Quando a televisão surgiu, havia um forte interesse em torná-la um meio educacional, uma alternativa civilizada à selvajaria do cinema. De facto, muita da programação criada durante os anos 50 situa-se entre o pedagógico e o elitista — as peças de teatro filmadas incluídas na caixa “The Golden Age Of Television”, lançada pela Criterion, dão alguma ideia das ambições nutridas pela caixinha nos seus primeiros anos.
Com o passar das décadas esta função foi-se dilatando. Em parte por causa do fim da monocultura, do desabar de um consenso acerca do que é Arte e Cultura e Valor; maioritariamente, no entanto, por questões de lucro. A ideia nunca desvaneceu por completo, é certo — a função pedagógica continua a ser ao menos um assunto de discussão na programação infantil — mas conseguimos libertar-nos da atitude paternalista patente nas origens da televisão (se o actual niilismo é uma alternativa melhor será assunto para outra crónica).
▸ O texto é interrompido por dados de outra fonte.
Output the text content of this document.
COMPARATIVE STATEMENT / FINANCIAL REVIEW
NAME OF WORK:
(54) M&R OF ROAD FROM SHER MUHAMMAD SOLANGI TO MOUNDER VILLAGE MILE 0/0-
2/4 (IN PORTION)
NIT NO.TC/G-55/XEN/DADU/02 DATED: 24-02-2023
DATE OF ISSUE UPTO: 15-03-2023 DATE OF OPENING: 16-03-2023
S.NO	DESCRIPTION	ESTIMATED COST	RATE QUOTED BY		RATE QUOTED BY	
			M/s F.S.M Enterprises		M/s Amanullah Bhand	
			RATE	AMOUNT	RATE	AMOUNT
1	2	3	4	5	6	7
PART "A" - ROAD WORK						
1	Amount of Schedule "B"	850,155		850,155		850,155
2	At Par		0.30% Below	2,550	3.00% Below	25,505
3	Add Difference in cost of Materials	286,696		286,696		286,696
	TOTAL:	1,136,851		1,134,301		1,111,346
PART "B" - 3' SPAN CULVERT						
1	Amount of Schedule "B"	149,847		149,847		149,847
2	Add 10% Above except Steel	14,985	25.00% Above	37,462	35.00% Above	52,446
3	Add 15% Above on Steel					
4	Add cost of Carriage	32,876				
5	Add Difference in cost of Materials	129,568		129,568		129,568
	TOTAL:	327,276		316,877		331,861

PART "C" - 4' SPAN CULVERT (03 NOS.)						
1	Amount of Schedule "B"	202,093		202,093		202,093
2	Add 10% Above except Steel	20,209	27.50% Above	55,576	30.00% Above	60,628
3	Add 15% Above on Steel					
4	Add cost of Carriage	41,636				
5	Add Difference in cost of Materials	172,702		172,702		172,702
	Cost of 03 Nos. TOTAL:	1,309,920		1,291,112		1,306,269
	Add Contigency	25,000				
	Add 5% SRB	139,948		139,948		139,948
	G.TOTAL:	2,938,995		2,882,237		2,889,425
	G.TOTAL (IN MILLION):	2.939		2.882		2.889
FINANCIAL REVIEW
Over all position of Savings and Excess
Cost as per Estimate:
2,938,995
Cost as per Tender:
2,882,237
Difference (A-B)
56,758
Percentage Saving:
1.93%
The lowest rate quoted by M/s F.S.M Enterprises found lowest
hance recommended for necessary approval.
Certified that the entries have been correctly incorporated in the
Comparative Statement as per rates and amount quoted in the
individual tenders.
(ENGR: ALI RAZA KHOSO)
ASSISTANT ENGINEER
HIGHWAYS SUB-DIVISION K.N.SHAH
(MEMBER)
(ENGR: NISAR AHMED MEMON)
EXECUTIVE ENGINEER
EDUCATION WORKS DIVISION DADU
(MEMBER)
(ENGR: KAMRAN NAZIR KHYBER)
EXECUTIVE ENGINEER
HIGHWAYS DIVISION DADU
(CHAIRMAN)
Um resquício desta função educacional que se foi mantendo vivo (no espaço anglo-americano, ao menos) é o anúncio de serviço público, pequenos clipes criados para alertar o público acerca de assuntos problemáticos. Nos EUA, os exemplos mais icónicos serão a estrela “the more you know” da NBC e o índio com a lágrima no olho que lamentava a poluição durante os anos 70.
No Reino Unido, por sua vez, um país em que a função educacional era tão levada a sério que até “Dr.Who” teve de começar por incluir enredos com romanos e astecas para convencer a BBC de que estava a ensinar história aos meninos, os anúncios deste tipo são... completamente cegos.
É uma parada de horrores, a começar pelo famoso “Charley Says”. Esta série de animações, destinadas a prevenir acidentes mostrando as desventuras de um gato, tem um sabor grotesco a "outsider art". A amadoresca voz infantil da narração torna ainda mais traumatizantes os desastres em que o felino se mete. “O Charley diz que agora sabe que é perigoso mexer na toalha de mesa porque a água quente do bule magoou-o muito”, diz o estranho rapaz sentado ao pé do gato mutilado num dos episódios mais fantasmagóricos (à esquerda).
Mas Charley é apenas a ponta do icebergue. “Lonely Water” vai beber à mesma fonte de terror bucólico aproveitada por clássicos como “The Wicker Man” e “The Devil Rides Out”: “só um parvo ignoraria um sinal destes” murmura o Espírito da Água, enquanto a câmara foca um sinal de “proibido nadar”, “mas nasce um parvo cada minuto”. E mesmo quando é derrotado no final, despede-se com um “I’ll be back”, mais de uma década antes de Schwarzenegger adoptar a frase.
A obra-prima do género será talvez “Apaches” (à esquerda), um épico de vinte e cinco minutos em que um grupo de crianças brinca aos índios numa quinta, com consequências desastrosas. O ambiente tristonho e cinzento da província inglesa serve como pano-de-fundo perfeito para o sádico desenrolar da acção, enquanto que a brincadeira practicada pelos meninos fornece alguns toques de "spaghetti western". Na minha experiência pop-cultural, a única obra gravada durante os anos 70 que tem uma incidência comparável de mortes infantis é o filme de terror “Quién puede matar a un niño?” (1976).
Estes filmes são relíquias de um tempo em que a subtileza e a instrução não se misturavam. Mas são também pérolas de terror para qualquer espectador com gosto pelo macabro.